Wednesday, October 28, 2009

The first, shaky steps!

I decided to create another blog about my self-publishing efforts, apart from my regular Loneanimator blog, which is really about my other creative endeavours. I thought this would be fair, since I am devoting quite a while to making my own books and may have some info on the process that could be interesting for others.

The reason I got into self-publishing was strict necessity. In 1994 I started collecting folk-tales from Blekinge; the region in Sweden where I live. I had found that nothing had been published on the subject for over ten years and that the older books were rare and in various states of decay. So I spent about a year collecting stories from archives and people who could still remember a tale and tell it. I worked with my high school buddy Daniel Johannisson on the text and provided the illustrations myself. The original idea was that the book would be illustrated with photos depicting scenes from the stories. This proved to be more ambitious than I had predicted and almost a full year was spent working with props, puppets and costumes. Not to mention finding backgrounds that were fitting. My friends acted as photo models.

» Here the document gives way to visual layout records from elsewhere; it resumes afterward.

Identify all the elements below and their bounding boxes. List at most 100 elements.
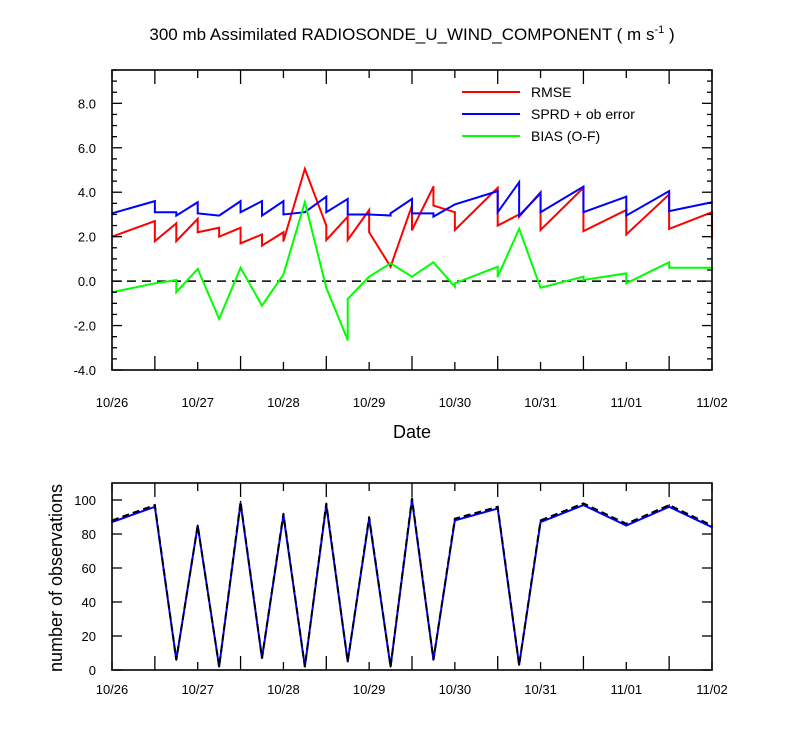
top-series-3-point	[175, 279, 178, 281]
top-x-tick-label: 11/01	[610, 395, 642, 410]
bottom-series-1-point	[668, 505, 671, 508]
bottom-x-tick-label: 10/30	[439, 682, 472, 697]
bottom-series-2-point	[389, 665, 392, 668]
top-series-1-point	[453, 211, 456, 214]
bottom-x-tick-label: 11/02	[696, 682, 728, 697]
top-series-2-point	[625, 195, 628, 198]
top-series-2-point	[346, 197, 349, 200]
top-series-3-point	[539, 286, 542, 289]
top-series-1-point	[368, 209, 371, 211]
top-x-tick-label: 10/27	[181, 395, 214, 410]
top-series-2-point	[668, 210, 671, 213]
top-y-tick-label: 4.0	[78, 185, 96, 200]
top-series-3-point	[496, 265, 499, 268]
top-series-1-point	[239, 226, 242, 229]
top-series-line-2	[111, 179, 713, 219]
bottom-series-2-point	[453, 517, 456, 520]
top-x-tick-label: 10/28	[267, 395, 300, 410]
top-series-1-point	[325, 239, 328, 241]
top-series-2-point	[303, 211, 306, 214]
top-series-1-point	[539, 229, 542, 231]
top-series-1-point	[346, 215, 349, 218]
bottom-ticks-group: 10/26 10/27 10/28 10/29 10/30 10/31 11/01 11/02…	[74, 483, 728, 697]
bottom-panel: 10/26 10/27 10/28 10/29 10/30 10/31 11/01 11/02…	[46, 482, 728, 697]
top-series-2-point	[175, 214, 178, 217]
top-series-line-3	[111, 198, 712, 341]
top-series-2-point	[411, 212, 413, 215]
bottom-series-2-point	[668, 504, 671, 506]
top-series-1-point	[196, 231, 199, 234]
top-series-3-point	[625, 282, 628, 285]
bottom-y-tick-label: 80	[82, 527, 96, 542]
top-x-tick-label: 10/29	[353, 395, 386, 410]
top-series-3-point	[582, 275, 585, 278]
legend-label-3: BIAS (O-F)	[531, 128, 600, 144]
top-series-3-point	[411, 275, 413, 278]
top-y-tick-label: 8.0	[78, 96, 96, 111]
top-series-2-point	[411, 197, 413, 200]
bottom-series-2-point	[582, 502, 585, 505]
bottom-series-2-point	[325, 502, 328, 505]
top-series-3-point	[668, 266, 671, 269]
bottom-series-2-point	[239, 500, 242, 503]
top-x-tick-label: 10/31	[524, 395, 557, 410]
bottom-x-tick-label: 10/31	[524, 682, 557, 697]
top-y-tick-label: 0.0	[78, 274, 96, 289]
top-series-2-point	[518, 181, 521, 184]
top-series-1-point	[325, 224, 328, 227]
top-series-1-point	[496, 224, 499, 227]
top-series-3-point	[325, 286, 328, 289]
bottom-series-2-point	[196, 524, 199, 527]
bottom-series-1-point	[539, 521, 542, 523]
top-series-2-point	[196, 201, 199, 204]
top-series-2-point	[368, 213, 371, 216]
top-y-tick-label: -4.0	[74, 363, 96, 378]
top-series-2-point	[389, 214, 392, 217]
top-series-3-point	[218, 317, 221, 320]
bottom-series-2-point	[346, 660, 349, 663]
top-series-2-point	[346, 213, 349, 216]
top-series-2-point	[325, 211, 328, 214]
chart-title-units-superscript: -1	[654, 24, 664, 36]
top-series-group	[111, 165, 713, 341]
top-series-3-point	[303, 201, 306, 204]
bottom-series-2-point	[625, 522, 628, 525]
top-series-2-point	[432, 215, 435, 218]
bottom-y-tick-label: 60	[82, 561, 96, 576]
top-series-2-point	[196, 212, 199, 215]
bottom-x-tick-label: 10/29	[353, 682, 386, 697]
top-series-1-point	[625, 233, 628, 236]
top-series-1-point	[668, 227, 671, 230]
bottom-series-2-point	[303, 665, 306, 668]
top-x-tick-label: 11/02	[696, 395, 728, 410]
bottom-x-tick-label: 10/26	[96, 682, 129, 697]
top-series-2-point	[218, 214, 221, 217]
top-series-2-point	[453, 203, 456, 206]
bottom-x-tick-label: 10/27	[181, 682, 214, 697]
top-series-3-point	[453, 285, 456, 288]
legend-label-2: SPRD + ob error	[531, 106, 635, 122]
top-series-2-point	[496, 190, 499, 193]
top-series-2-point	[625, 214, 628, 217]
top-series-1-point	[411, 229, 413, 231]
top-series-3-point	[625, 272, 628, 275]
top-x-tick-label: 10/26	[96, 395, 129, 410]
bottom-plot-frame	[111, 482, 713, 671]
bottom-series-2-point	[368, 516, 371, 518]
bottom-series-2-point	[261, 657, 263, 659]
top-series-2-point	[518, 214, 521, 217]
bottom-series-group	[111, 497, 713, 668]
top-series-2-point	[432, 212, 435, 215]
top-series-1-point	[261, 233, 263, 236]
top-series-2-point	[282, 200, 285, 203]
bottom-y-tick-label: 20	[82, 629, 96, 644]
top-series-2-point	[153, 200, 156, 203]
top-series-1-point	[196, 217, 199, 220]
top-series-1-point	[218, 226, 221, 229]
top-series-1-point	[432, 185, 435, 188]
top-series-3-point	[282, 273, 285, 276]
top-series-2-point	[175, 211, 178, 214]
top-series-2-point	[282, 213, 285, 216]
bottom-series-2-point	[153, 504, 156, 506]
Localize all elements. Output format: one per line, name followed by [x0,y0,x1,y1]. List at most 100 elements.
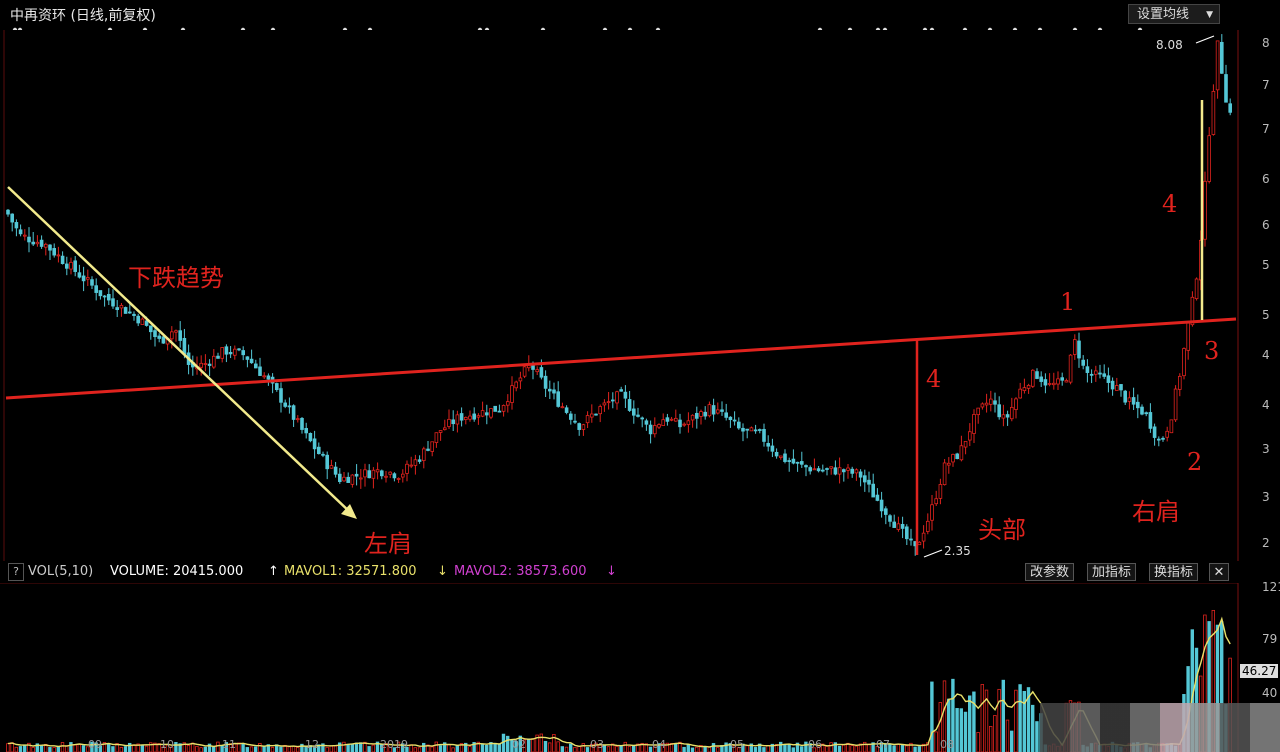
volume-bar [804,741,808,752]
volume-bar [976,732,980,752]
candle-body [833,467,838,475]
volume-up-arrow-icon: ↑ [268,564,279,579]
candle-body [816,468,821,472]
candle-body [44,243,48,248]
candle-body [1089,373,1094,376]
candle-body [1039,376,1044,382]
volume-bar [951,678,955,752]
price-chart[interactable] [0,30,1280,561]
candle-body [766,443,770,447]
candle-body [375,469,380,473]
candle-body [968,431,972,441]
chevron-down-icon: ▼ [1206,10,1213,20]
candle-body [417,459,422,462]
volume-bar [1194,647,1199,752]
candle-body [699,411,703,417]
volume-bar [690,747,695,752]
candle-body [1073,339,1077,355]
volume-bar [216,741,220,752]
candle-body [682,423,686,426]
candle-body [132,313,136,316]
volume-bar [321,743,325,752]
candle-body [678,419,682,428]
volume-bar [1220,621,1224,752]
candle-body [388,471,392,475]
price-tick-label: 3 [1262,490,1270,504]
candle-body [1215,40,1220,91]
candle-body [564,407,569,413]
candle-body [917,541,922,546]
candle-body [900,524,905,529]
candle-body [867,479,871,485]
price-tick-label: 4 [1262,348,1270,362]
candle-body [489,408,493,418]
candle-body [438,430,443,433]
candle-body [86,277,90,280]
candle-body [480,410,485,417]
edit-params-button[interactable]: 改参数 [1025,563,1075,581]
candle-body [963,441,968,448]
add-indicator-button[interactable]: 加指标 [1087,563,1137,581]
volume-bar [224,742,228,752]
volume-bar [636,743,640,752]
volume-bar [942,680,947,752]
price-tick-label: 6 [1262,218,1270,232]
volume-bar [829,742,833,752]
candle-body [581,424,586,430]
time-tick-label: 09 [88,738,102,751]
candle-body [65,263,69,269]
candle-body [548,388,552,392]
volume-bar [543,740,548,752]
candle-body [207,363,212,366]
volume-tick-label: 46.27 [1240,664,1279,678]
close-indicator-button[interactable]: ✕ [1209,563,1229,581]
volume-bar [611,743,615,752]
volume-bar [81,745,86,752]
label-left-shoulder: 左肩 [364,530,412,558]
candle-body [98,290,103,297]
help-button[interactable]: ? [8,563,24,581]
volume-bar [728,743,732,752]
candle-body [14,222,19,229]
candle-body [753,429,758,432]
candle-body [863,475,867,483]
candle-body [510,385,514,403]
candle-body [1052,382,1056,386]
volume-bar [413,747,417,752]
candle-body [35,241,40,245]
candle-body [732,419,737,422]
candle-body [258,366,262,376]
arrow-head-icon [341,504,357,519]
volume-bar [930,681,934,752]
volume-bar [522,739,527,752]
volume-bar [1005,719,1010,752]
candle-body [111,298,115,307]
candle-body [707,404,712,417]
volume-bar [875,746,879,752]
volume-bar [438,745,443,752]
candle-body [569,413,573,420]
volume-bar [6,743,10,752]
volume-chart[interactable] [0,583,1280,752]
candle-body [657,424,661,428]
candle-body [800,461,804,465]
volume-bar [1026,687,1031,752]
candle-body [224,346,229,355]
candle-body [283,402,287,407]
volume-bar [539,733,543,752]
mavol2-value: MAVOL2: 38573.600 [454,564,587,579]
candle-body [249,358,254,364]
candle-body [787,460,791,462]
candle-body [653,425,657,435]
candle-body [1169,419,1174,434]
mavol1-down-arrow-icon: ↓ [437,564,448,579]
volume-value: VOLUME: 20415.000 [110,564,244,579]
chart-header: 中再资环 (日线,前复权) 设置均线 ▼ [0,0,1280,33]
candle-body [102,295,107,298]
candle-body [18,229,23,235]
volume-bar [850,745,854,752]
candle-body [518,377,523,382]
candle-body [535,369,539,373]
change-indicator-button[interactable]: 换指标 [1149,563,1199,581]
ma-settings-dropdown[interactable]: 设置均线 ▼ [1128,4,1220,24]
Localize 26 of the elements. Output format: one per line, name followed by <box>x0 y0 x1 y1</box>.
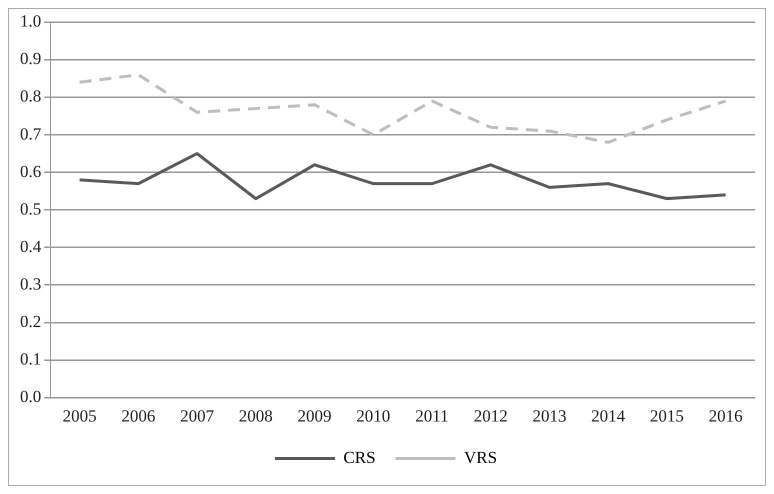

Eventually we abandoned the idea and I settled on doing ink drawings instead.

So after about a year and a half the book was finished and Daniel and I started looking for a sponsor for our project. Now; there are several institutions in Sweden, some local, that provide funding for book publishing, especially on subjects such as history, folklore and the like. They all laughed heartily at us and sent us home with the attitude "That's very nice boys, but you're not qualified to write a book on this subject". We spent ten gruelling and humiliating years trying to find someone to help us finance the printing. Eventually I blew a fuse, cursed all our backbiters and decided to publish the book print-on-demand. This was cheap enough to pull off, though I had to do it myself after Daniel had left the project. The company Books On Demand printed "Blekingesägner" ("Folk Tales From Blekinge") in 2004 and offered enough distribution through libraries and online sellers for the book to actually make quite a bit of money back.

The funny thing is, this book hasn't sold that well in Blekinge but is doing much better in the rest of the country.

A friend at the newspaper I was working at at the time helped me put the book together for printing. It had to be delivered to Books On Demand as a print-ready PDF. They can do it for you, at the tidy sum of about $500. The once-for-all fee for publishing the book through that company was $300. So getting your books printed in Sweden aint exactly cheap.

After this first book I decided to do another one, as a sort of extension from the first project. I put together a book about "oknytt"; a collective expression for supernatural beings like trolls, gnomes, fairies, goblins and the like. "Fältguide till Oknytt" ("A Field Guide to Oknytt") was published through Books On Demand the following year and made an even better profit. The book contains descriptions of over a hundred different creatures from the folklore of many countries. It has apparently appealed more to the fantasy crowd than the ones strictly interested in folkloric research. Both books were printed as paper backs with black and white interiors.

I have had no luck in interesting professional publishers in taking on my material. Apparently my art is "un-marketable" according to Swedish publishing firms. That's why I decided to get my books out of Sweden entirely and into the English-language market. More about that in a while.

1 comment:

  1. These books look wonderful! If you ever publish them in English I will buy them - unfortunately I can't read Swedish.
    It is great to hear someone is doing today what the great collectors of folklore like Child and the brothers Grimm did more than a century ago. And your illustrations also continue the traditions of Rackham, Bauer, and Bilibin.